Some theories hold that a freshly-phonologized pattern is phonetically conditioned, becoming more-abstractly conditioned over time; if so, Raising should add conditions in the order phonetics--prosody--morphology. Alternatively, the precursor might already be abstractly conditioned; if so, that conditioning should be seen in the unphonologized residue of the precursor. Incorporating more abstract factors into studies of American Raising may therefore significantly benefit the theory of phonologization in general.

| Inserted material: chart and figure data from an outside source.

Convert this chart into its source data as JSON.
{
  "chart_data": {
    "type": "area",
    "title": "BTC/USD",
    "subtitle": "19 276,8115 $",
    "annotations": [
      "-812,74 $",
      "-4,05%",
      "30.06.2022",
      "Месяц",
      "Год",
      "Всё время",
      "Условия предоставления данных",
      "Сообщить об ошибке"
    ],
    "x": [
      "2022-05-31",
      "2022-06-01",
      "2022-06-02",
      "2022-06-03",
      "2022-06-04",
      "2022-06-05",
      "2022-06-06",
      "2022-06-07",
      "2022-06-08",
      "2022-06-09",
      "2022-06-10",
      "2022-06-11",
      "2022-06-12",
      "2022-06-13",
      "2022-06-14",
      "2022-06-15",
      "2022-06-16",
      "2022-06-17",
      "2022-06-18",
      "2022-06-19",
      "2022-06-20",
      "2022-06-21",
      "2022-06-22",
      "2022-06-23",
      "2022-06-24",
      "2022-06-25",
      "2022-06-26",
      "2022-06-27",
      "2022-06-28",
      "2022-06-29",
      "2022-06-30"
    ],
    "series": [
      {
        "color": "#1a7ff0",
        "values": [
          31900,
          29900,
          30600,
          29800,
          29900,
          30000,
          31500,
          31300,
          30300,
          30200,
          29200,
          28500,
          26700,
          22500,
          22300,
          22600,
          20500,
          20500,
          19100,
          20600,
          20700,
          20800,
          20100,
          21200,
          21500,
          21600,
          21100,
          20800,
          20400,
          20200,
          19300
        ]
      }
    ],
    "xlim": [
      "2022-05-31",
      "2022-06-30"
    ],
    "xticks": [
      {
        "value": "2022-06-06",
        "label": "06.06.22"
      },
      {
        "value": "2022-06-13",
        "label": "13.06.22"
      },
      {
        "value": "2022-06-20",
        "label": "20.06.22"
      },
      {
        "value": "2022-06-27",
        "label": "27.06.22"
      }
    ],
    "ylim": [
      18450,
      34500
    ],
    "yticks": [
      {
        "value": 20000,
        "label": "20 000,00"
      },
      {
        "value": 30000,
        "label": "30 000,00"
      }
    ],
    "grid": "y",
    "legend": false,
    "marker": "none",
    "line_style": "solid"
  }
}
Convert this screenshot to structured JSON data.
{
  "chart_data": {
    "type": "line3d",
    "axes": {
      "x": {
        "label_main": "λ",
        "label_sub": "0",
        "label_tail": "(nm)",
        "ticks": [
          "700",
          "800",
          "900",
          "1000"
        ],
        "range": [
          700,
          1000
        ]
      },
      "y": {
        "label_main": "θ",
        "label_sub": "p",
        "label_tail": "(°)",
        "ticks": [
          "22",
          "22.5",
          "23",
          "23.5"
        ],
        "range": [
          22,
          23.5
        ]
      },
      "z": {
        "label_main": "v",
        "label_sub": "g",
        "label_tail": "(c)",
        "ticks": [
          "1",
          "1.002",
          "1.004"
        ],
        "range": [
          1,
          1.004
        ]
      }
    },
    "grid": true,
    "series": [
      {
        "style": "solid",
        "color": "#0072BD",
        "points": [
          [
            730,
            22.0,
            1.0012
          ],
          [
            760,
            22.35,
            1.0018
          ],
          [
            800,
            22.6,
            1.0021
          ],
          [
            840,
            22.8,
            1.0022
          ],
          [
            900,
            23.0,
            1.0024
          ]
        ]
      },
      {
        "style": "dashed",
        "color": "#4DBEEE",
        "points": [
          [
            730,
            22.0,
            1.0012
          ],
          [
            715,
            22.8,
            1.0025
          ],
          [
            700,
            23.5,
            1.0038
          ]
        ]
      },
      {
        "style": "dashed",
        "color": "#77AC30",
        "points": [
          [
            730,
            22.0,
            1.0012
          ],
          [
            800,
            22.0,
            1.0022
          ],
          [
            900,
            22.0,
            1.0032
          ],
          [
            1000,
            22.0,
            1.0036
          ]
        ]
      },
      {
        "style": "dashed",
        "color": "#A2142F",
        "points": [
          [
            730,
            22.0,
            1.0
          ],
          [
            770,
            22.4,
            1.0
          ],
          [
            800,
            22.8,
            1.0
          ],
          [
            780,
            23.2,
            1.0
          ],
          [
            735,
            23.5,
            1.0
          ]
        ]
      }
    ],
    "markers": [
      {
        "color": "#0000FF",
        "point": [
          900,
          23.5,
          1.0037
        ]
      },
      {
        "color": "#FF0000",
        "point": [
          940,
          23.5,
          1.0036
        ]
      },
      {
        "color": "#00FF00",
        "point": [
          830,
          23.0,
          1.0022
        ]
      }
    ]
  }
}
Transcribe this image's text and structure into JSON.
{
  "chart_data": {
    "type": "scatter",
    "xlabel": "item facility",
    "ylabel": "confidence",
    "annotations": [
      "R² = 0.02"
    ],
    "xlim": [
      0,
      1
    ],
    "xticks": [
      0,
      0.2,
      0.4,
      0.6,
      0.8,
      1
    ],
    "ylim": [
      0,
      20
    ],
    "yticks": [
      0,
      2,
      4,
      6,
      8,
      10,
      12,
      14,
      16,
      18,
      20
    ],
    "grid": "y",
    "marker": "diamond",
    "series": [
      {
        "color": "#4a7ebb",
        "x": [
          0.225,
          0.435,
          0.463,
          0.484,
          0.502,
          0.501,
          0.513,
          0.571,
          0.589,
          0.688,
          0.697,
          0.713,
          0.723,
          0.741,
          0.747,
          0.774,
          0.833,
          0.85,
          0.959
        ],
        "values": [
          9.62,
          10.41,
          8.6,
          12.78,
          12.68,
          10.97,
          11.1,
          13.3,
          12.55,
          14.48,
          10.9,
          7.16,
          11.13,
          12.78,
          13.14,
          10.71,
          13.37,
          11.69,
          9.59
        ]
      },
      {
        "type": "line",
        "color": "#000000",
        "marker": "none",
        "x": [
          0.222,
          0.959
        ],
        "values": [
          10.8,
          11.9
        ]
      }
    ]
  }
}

Session abstract: American Raising
On-going work by various researchers finds that the raising of the diphthong /aɪ/ to [ʌɪ] before voiceless consonants is becoming widespread in the US, occurring in many communities in different locales (e.g. Fort Wayne, Berkson et al. 2017; Kansas City, Strelluf 2018). In U.S. varieties of English that display /aɪ/-raising, the raising generally occurs in the absence of concomitant /aʊ/-raising: we refer to this as American Raising, thereby distinguishing it from Canadian Raising. The recent emergence of American Raising in multiple, distinct locales makes it increasingly possible to document its origins and spread. This panel brings together phonologists, phoneticians and sociolinguists to address formal and sociolinguistic aspects of American Raising in different locales. Formal aspects include questions about which words/environments are the first to raise and how raising spreads to other words/environments. Social aspects include questions on how it spreads through social networks and the matter of what raising indexes.